Num desses meus momentos de imersão, encontrei essas pinturas da artista Hakuho Hirano. Não há muitas informações sobre sua vida, mas ela nasceu em Kyoto, em 1879.

Esse tipo de pintura é conhecido como bijin-ga, que parece ser uma palavra no Japão para descrever gravuras de mulheres bonitas. Os desenhos são feitos sobre placas de madeira com uma técnica parecida com a xilogravura, conhecida como ukiyo-e, que significa “retratos do mundo flutuante”. Bonito, né? Geralmente eram retratados momentos da vida cotidiana durante o período Edo (que foi quando o ukiyo-e surgiu), envolvendo as mulheres, lutadores de sumô, artistas performáticos. Com o tempo a técnica continuou a ser usada e os temas foram mudando também.

Essas pinturas da Hakuho Hirano são da década de 1930 e ela parecia gostar de desenhar as mulheres, principalmente de costas ou com apenas uma parte do rosto a mostra. Foram exatamente as que eu mais gostei, justamente porque não vemos o rosto delas. Achei que isso cria uma aura de mistério envolta da pintura, uma situação meio de voyeur, como se as mulheres das gravuras não soubessem que estão sendo observadas.
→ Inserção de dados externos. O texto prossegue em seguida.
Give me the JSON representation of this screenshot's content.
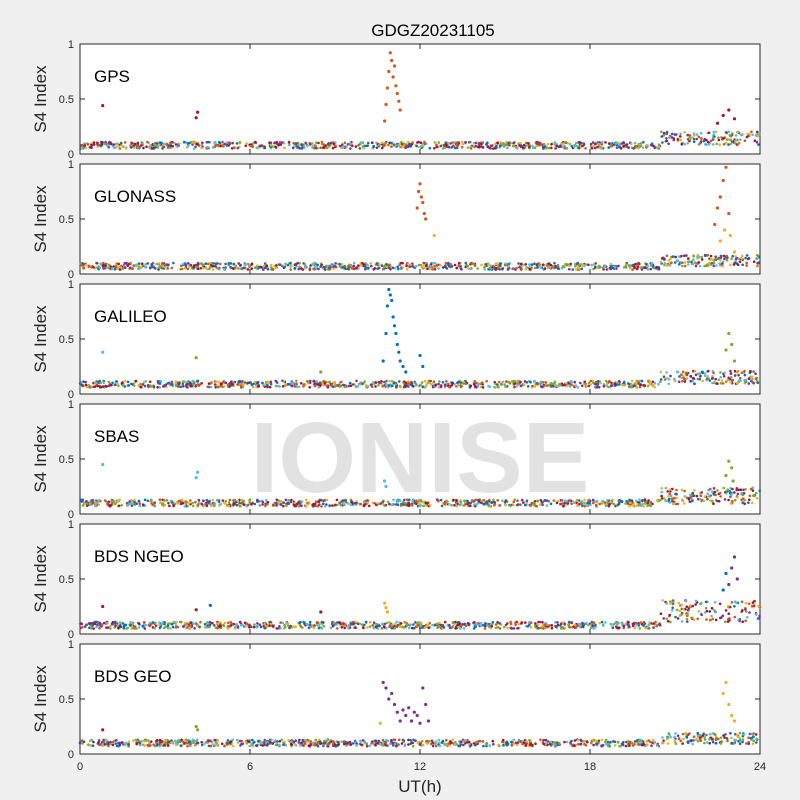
{
  "figure": {
    "title": "GDGZ20231105",
    "watermark": "IONISE"
  },
  "colors": [
    "#0072bd",
    "#d95319",
    "#edb120",
    "#7e2f8e",
    "#77ac30",
    "#4dbeee",
    "#a2142f"
  ],
  "chart_data": [
    {
      "type": "scatter",
      "panel": "GPS",
      "ylabel": "S4 Index",
      "xlabel": "",
      "xlim": [
        0,
        24
      ],
      "ylim": [
        0,
        1
      ],
      "xticks": [
        0,
        6,
        12,
        18,
        24
      ],
      "xtick_labels": [
        "",
        "",
        "",
        "",
        ""
      ],
      "yticks": [
        0,
        0.5,
        1
      ],
      "ytick_labels": [
        "0",
        "0.5",
        "1"
      ],
      "baseline": 0.08,
      "tail": {
        "start": 20.5,
        "level": 0.14,
        "spread": 0.12
      },
      "series": [
        {
          "color_index": 1,
          "x": [
            10.75,
            10.8,
            10.85,
            10.9,
            10.95,
            11.0,
            11.05,
            11.1,
            11.15,
            11.2,
            11.25,
            11.3
          ],
          "y": [
            0.3,
            0.45,
            0.6,
            0.75,
            0.92,
            0.85,
            0.7,
            0.8,
            0.62,
            0.55,
            0.48,
            0.4
          ]
        },
        {
          "color_index": 6,
          "x": [
            0.8,
            4.1,
            4.15,
            22.5,
            22.7,
            22.9,
            23.1
          ],
          "y": [
            0.44,
            0.33,
            0.38,
            0.28,
            0.35,
            0.4,
            0.32
          ]
        }
      ]
    },
    {
      "type": "scatter",
      "panel": "GLONASS",
      "ylabel": "S4 Index",
      "xlabel": "",
      "xlim": [
        0,
        24
      ],
      "ylim": [
        0,
        1
      ],
      "xticks": [
        0,
        6,
        12,
        18,
        24
      ],
      "xtick_labels": [
        "",
        "",
        "",
        "",
        ""
      ],
      "yticks": [
        0,
        0.5,
        1
      ],
      "ytick_labels": [
        "0",
        "0.5",
        "1"
      ],
      "baseline": 0.07,
      "tail": {
        "start": 20.5,
        "level": 0.12,
        "spread": 0.1
      },
      "series": [
        {
          "color_index": 1,
          "x": [
            11.9,
            11.95,
            12.0,
            12.05,
            12.1,
            12.15,
            12.2,
            22.4,
            22.5,
            22.6,
            22.7,
            22.8,
            22.9
          ],
          "y": [
            0.6,
            0.75,
            0.82,
            0.7,
            0.65,
            0.55,
            0.5,
            0.45,
            0.6,
            0.7,
            0.85,
            0.97,
            0.55
          ]
        },
        {
          "color_index": 2,
          "x": [
            12.5,
            22.6,
            22.75,
            22.95,
            23.1
          ],
          "y": [
            0.35,
            0.3,
            0.4,
            0.35,
            0.2
          ]
        }
      ]
    },
    {
      "type": "scatter",
      "panel": "GALILEO",
      "ylabel": "S4 Index",
      "xlabel": "",
      "xlim": [
        0,
        24
      ],
      "ylim": [
        0,
        1
      ],
      "xticks": [
        0,
        6,
        12,
        18,
        24
      ],
      "xtick_labels": [
        "",
        "",
        "",
        "",
        ""
      ],
      "yticks": [
        0,
        0.5,
        1
      ],
      "ytick_labels": [
        "0",
        "0.5",
        "1"
      ],
      "baseline": 0.09,
      "tail": {
        "start": 20.5,
        "level": 0.15,
        "spread": 0.12
      },
      "series": [
        {
          "color_index": 0,
          "x": [
            10.7,
            10.8,
            10.85,
            10.9,
            10.95,
            11.0,
            11.05,
            11.1,
            11.15,
            11.2,
            11.25,
            11.3,
            11.4,
            11.5,
            12.0,
            12.1
          ],
          "y": [
            0.3,
            0.55,
            0.8,
            0.95,
            0.9,
            0.85,
            0.7,
            0.62,
            0.55,
            0.45,
            0.38,
            0.3,
            0.25,
            0.2,
            0.35,
            0.25
          ]
        },
        {
          "color_index": 4,
          "x": [
            4.1,
            8.5,
            22.8,
            22.9,
            23.0,
            23.1
          ],
          "y": [
            0.33,
            0.2,
            0.4,
            0.55,
            0.45,
            0.3
          ]
        },
        {
          "color_index": 5,
          "x": [
            0.8
          ],
          "y": [
            0.38
          ]
        }
      ]
    },
    {
      "type": "scatter",
      "panel": "SBAS",
      "ylabel": "S4 Index",
      "xlabel": "",
      "xlim": [
        0,
        24
      ],
      "ylim": [
        0,
        1
      ],
      "xticks": [
        0,
        6,
        12,
        18,
        24
      ],
      "xtick_labels": [
        "",
        "",
        "",
        "",
        ""
      ],
      "yticks": [
        0,
        0.5,
        1
      ],
      "ytick_labels": [
        "0",
        "0.5",
        "1"
      ],
      "baseline": 0.1,
      "tail": {
        "start": 20.5,
        "level": 0.15,
        "spread": 0.15
      },
      "series": [
        {
          "color_index": 5,
          "x": [
            0.8,
            4.1,
            4.15,
            10.75,
            10.8
          ],
          "y": [
            0.45,
            0.33,
            0.38,
            0.3,
            0.25
          ]
        },
        {
          "color_index": 4,
          "x": [
            22.8,
            22.9,
            23.0,
            23.05
          ],
          "y": [
            0.35,
            0.48,
            0.42,
            0.3
          ]
        }
      ]
    },
    {
      "type": "scatter",
      "panel": "BDS NGEO",
      "ylabel": "S4 Index",
      "xlabel": "",
      "xlim": [
        0,
        24
      ],
      "ylim": [
        0,
        1
      ],
      "xticks": [
        0,
        6,
        12,
        18,
        24
      ],
      "xtick_labels": [
        "",
        "",
        "",
        "",
        ""
      ],
      "yticks": [
        0,
        0.5,
        1
      ],
      "ytick_labels": [
        "0",
        "0.5",
        "1"
      ],
      "baseline": 0.08,
      "tail": {
        "start": 20.5,
        "level": 0.18,
        "spread": 0.2
      },
      "series": [
        {
          "color_index": 6,
          "x": [
            0.8,
            4.1,
            8.5
          ],
          "y": [
            0.25,
            0.22,
            0.2
          ]
        },
        {
          "color_index": 2,
          "x": [
            10.75,
            10.8,
            10.85
          ],
          "y": [
            0.28,
            0.24,
            0.2
          ]
        },
        {
          "color_index": 3,
          "x": [
            22.9,
            23.0,
            23.1,
            23.2
          ],
          "y": [
            0.45,
            0.6,
            0.7,
            0.5
          ]
        },
        {
          "color_index": 0,
          "x": [
            4.6,
            22.7,
            22.8
          ],
          "y": [
            0.26,
            0.4,
            0.55
          ]
        }
      ]
    },
    {
      "type": "scatter",
      "panel": "BDS GEO",
      "ylabel": "S4 Index",
      "xlabel": "UT(h)",
      "xlim": [
        0,
        24
      ],
      "ylim": [
        0,
        1
      ],
      "xticks": [
        0,
        6,
        12,
        18,
        24
      ],
      "xtick_labels": [
        "0",
        "6",
        "12",
        "18",
        "24"
      ],
      "yticks": [
        0,
        0.5,
        1
      ],
      "ytick_labels": [
        "0",
        "0.5",
        "1"
      ],
      "baseline": 0.1,
      "tail": {
        "start": 20.5,
        "level": 0.15,
        "spread": 0.1
      },
      "series": [
        {
          "color_index": 3,
          "x": [
            10.7,
            10.8,
            10.9,
            11.0,
            11.1,
            11.2,
            11.3,
            11.4,
            11.5,
            11.6,
            11.7,
            11.8,
            11.9,
            12.0,
            12.1,
            12.2,
            12.3
          ],
          "y": [
            0.65,
            0.6,
            0.5,
            0.55,
            0.45,
            0.38,
            0.3,
            0.4,
            0.35,
            0.42,
            0.3,
            0.38,
            0.35,
            0.28,
            0.6,
            0.45,
            0.3
          ]
        },
        {
          "color_index": 2,
          "x": [
            10.6,
            22.7,
            22.8,
            22.9,
            23.0,
            23.1
          ],
          "y": [
            0.28,
            0.55,
            0.65,
            0.45,
            0.35,
            0.3
          ]
        },
        {
          "color_index": 4,
          "x": [
            4.1,
            4.15
          ],
          "y": [
            0.25,
            0.22
          ]
        },
        {
          "color_index": 6,
          "x": [
            0.8
          ],
          "y": [
            0.22
          ]
        }
      ]
    }
  ]
}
Não existem muitos trabalhos da Hakuho Hirano divulgados, mas existem muitos outros artistas de bijin-ga e tantas outras pinturas bonitas para quem quiser ver mais. Essas aí ganharam meu coração.

O Livro do Travesseiro

Da primavera, o amanhecer. É quando palmo a palmo vão se definindo as esmaecidas linhas das montanhas e no céu arroxeado tremulam delicadas nuvens.”
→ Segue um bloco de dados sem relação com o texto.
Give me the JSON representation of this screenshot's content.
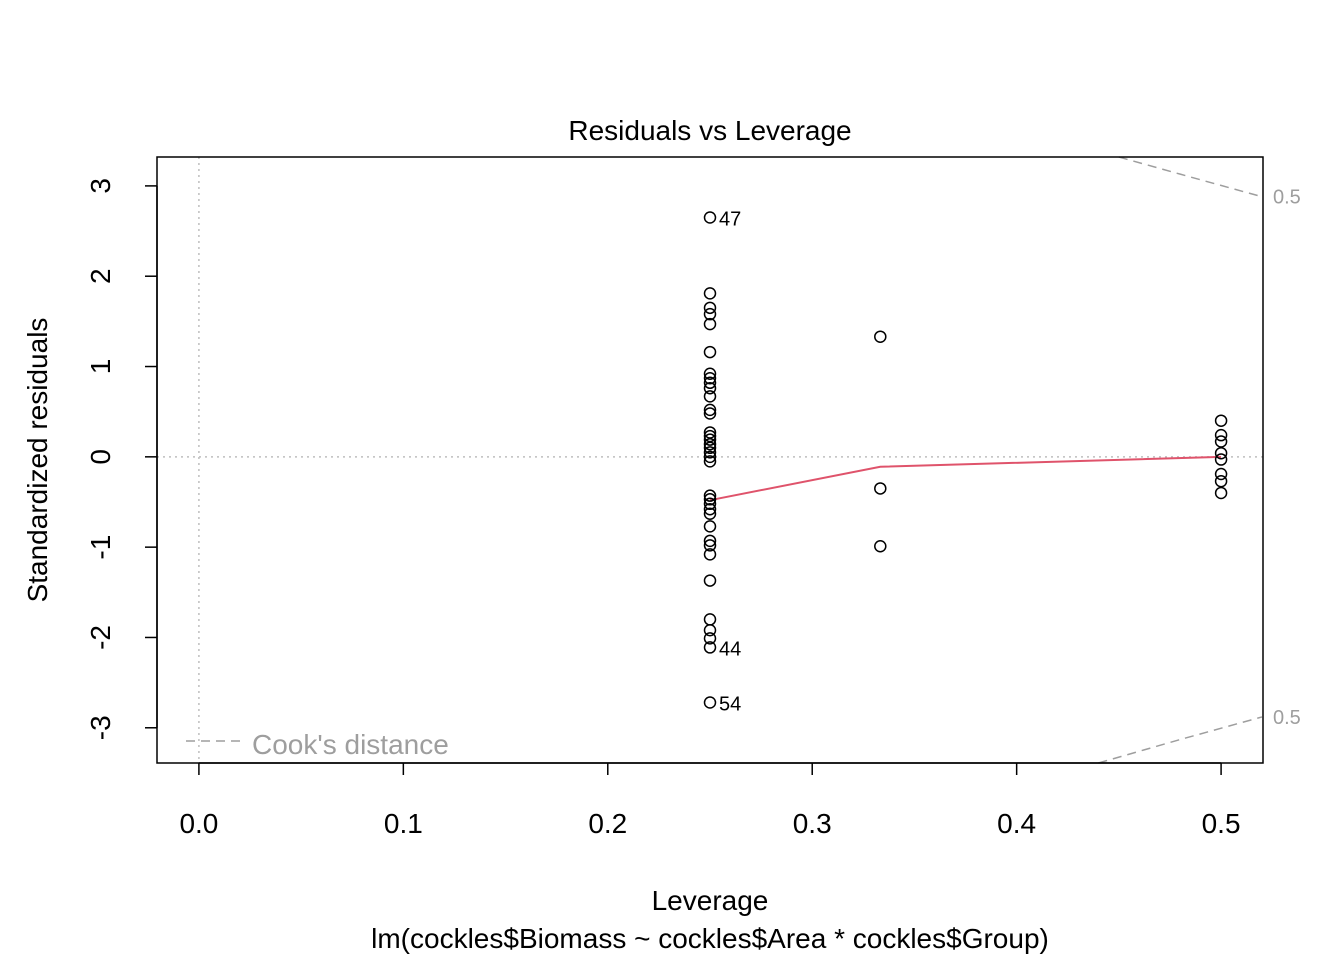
{
  "chart_data": {
    "type": "scatter",
    "title": "Residuals vs Leverage",
    "xlabel": "Leverage",
    "subtitle": "lm(cockles$Biomass ~ cockles$Area * cockles$Group)",
    "ylabel": "Standardized residuals",
    "xlim": [
      -0.0205,
      0.5205
    ],
    "ylim": [
      -3.39,
      3.32
    ],
    "x_ticks": [
      0.0,
      0.1,
      0.2,
      0.3,
      0.4,
      0.5
    ],
    "x_tick_labels": [
      "0.0",
      "0.1",
      "0.2",
      "0.3",
      "0.4",
      "0.5"
    ],
    "y_ticks": [
      -3,
      -2,
      -1,
      0,
      1,
      2,
      3
    ],
    "y_tick_labels": [
      "-3",
      "-2",
      "-1",
      "0",
      "1",
      "2",
      "3"
    ],
    "points": [
      {
        "x": 0.25,
        "y": 2.65,
        "label": "47"
      },
      {
        "x": 0.25,
        "y": 1.81
      },
      {
        "x": 0.25,
        "y": 1.65
      },
      {
        "x": 0.25,
        "y": 1.58
      },
      {
        "x": 0.25,
        "y": 1.47
      },
      {
        "x": 0.25,
        "y": 1.16
      },
      {
        "x": 0.25,
        "y": 0.92
      },
      {
        "x": 0.25,
        "y": 0.87
      },
      {
        "x": 0.25,
        "y": 0.82
      },
      {
        "x": 0.25,
        "y": 0.76
      },
      {
        "x": 0.25,
        "y": 0.67
      },
      {
        "x": 0.25,
        "y": 0.52
      },
      {
        "x": 0.25,
        "y": 0.48
      },
      {
        "x": 0.25,
        "y": 0.27
      },
      {
        "x": 0.25,
        "y": 0.23
      },
      {
        "x": 0.25,
        "y": 0.19
      },
      {
        "x": 0.25,
        "y": 0.14
      },
      {
        "x": 0.25,
        "y": 0.1
      },
      {
        "x": 0.25,
        "y": 0.05
      },
      {
        "x": 0.25,
        "y": 0.0
      },
      {
        "x": 0.25,
        "y": -0.05
      },
      {
        "x": 0.25,
        "y": -0.43
      },
      {
        "x": 0.25,
        "y": -0.47
      },
      {
        "x": 0.25,
        "y": -0.52
      },
      {
        "x": 0.25,
        "y": -0.58
      },
      {
        "x": 0.25,
        "y": -0.63
      },
      {
        "x": 0.25,
        "y": -0.77
      },
      {
        "x": 0.25,
        "y": -0.93
      },
      {
        "x": 0.25,
        "y": -0.98
      },
      {
        "x": 0.25,
        "y": -1.08
      },
      {
        "x": 0.25,
        "y": -1.37
      },
      {
        "x": 0.25,
        "y": -1.8
      },
      {
        "x": 0.25,
        "y": -1.92
      },
      {
        "x": 0.25,
        "y": -2.01
      },
      {
        "x": 0.25,
        "y": -2.11,
        "label": "44"
      },
      {
        "x": 0.25,
        "y": -2.72,
        "label": "54"
      },
      {
        "x": 0.3333,
        "y": 1.33
      },
      {
        "x": 0.3333,
        "y": -0.35
      },
      {
        "x": 0.3333,
        "y": -0.99
      },
      {
        "x": 0.5,
        "y": 0.4
      },
      {
        "x": 0.5,
        "y": 0.24
      },
      {
        "x": 0.5,
        "y": 0.17
      },
      {
        "x": 0.5,
        "y": 0.04
      },
      {
        "x": 0.5,
        "y": -0.03
      },
      {
        "x": 0.5,
        "y": -0.19
      },
      {
        "x": 0.5,
        "y": -0.27
      },
      {
        "x": 0.5,
        "y": -0.4
      }
    ],
    "smoother": [
      {
        "x": 0.25,
        "y": -0.48
      },
      {
        "x": 0.3333,
        "y": -0.11
      },
      {
        "x": 0.5,
        "y": 0.0
      }
    ],
    "cooks_contour_label": "0.5",
    "cooks_contour_upper": [
      {
        "x": 0.45,
        "y": 3.32
      },
      {
        "x": 0.48,
        "y": 3.13
      },
      {
        "x": 0.52,
        "y": 2.88
      }
    ],
    "cooks_contour_lower": [
      {
        "x": 0.44,
        "y": -3.39
      },
      {
        "x": 0.48,
        "y": -3.13
      },
      {
        "x": 0.52,
        "y": -2.88
      }
    ],
    "legend": {
      "label": "Cook's distance",
      "position": "bottom-left"
    },
    "grid": false,
    "colors": {
      "points": "#000000",
      "smoother": "#DF536B",
      "reference_lines": "#BEBEBE",
      "cook_lines": "#9E9E9E"
    }
  }
}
Nem precisei terminar de ler essas primeiras linhas de O Livro do Travesseiro para ter certeza de que seria maravilhoso. Ele foi escrito por Sei Shônagon, uma dama que serviu na corte de Teishi, Consorte do imperador Ichijô, no período Heian no Japão (794-1192). É algo entre um diário, coletânea de ensaios, percepções sobre o mundo, listas, opiniões sobre os mais diversos assuntos e fofocas da corte. O livro é considerado uma das obras mais importantes e representativas da literatura clássica japonesa. E com toda razão. Acho que a Sei deve estar muito orgulhosa em algum lugar por aí.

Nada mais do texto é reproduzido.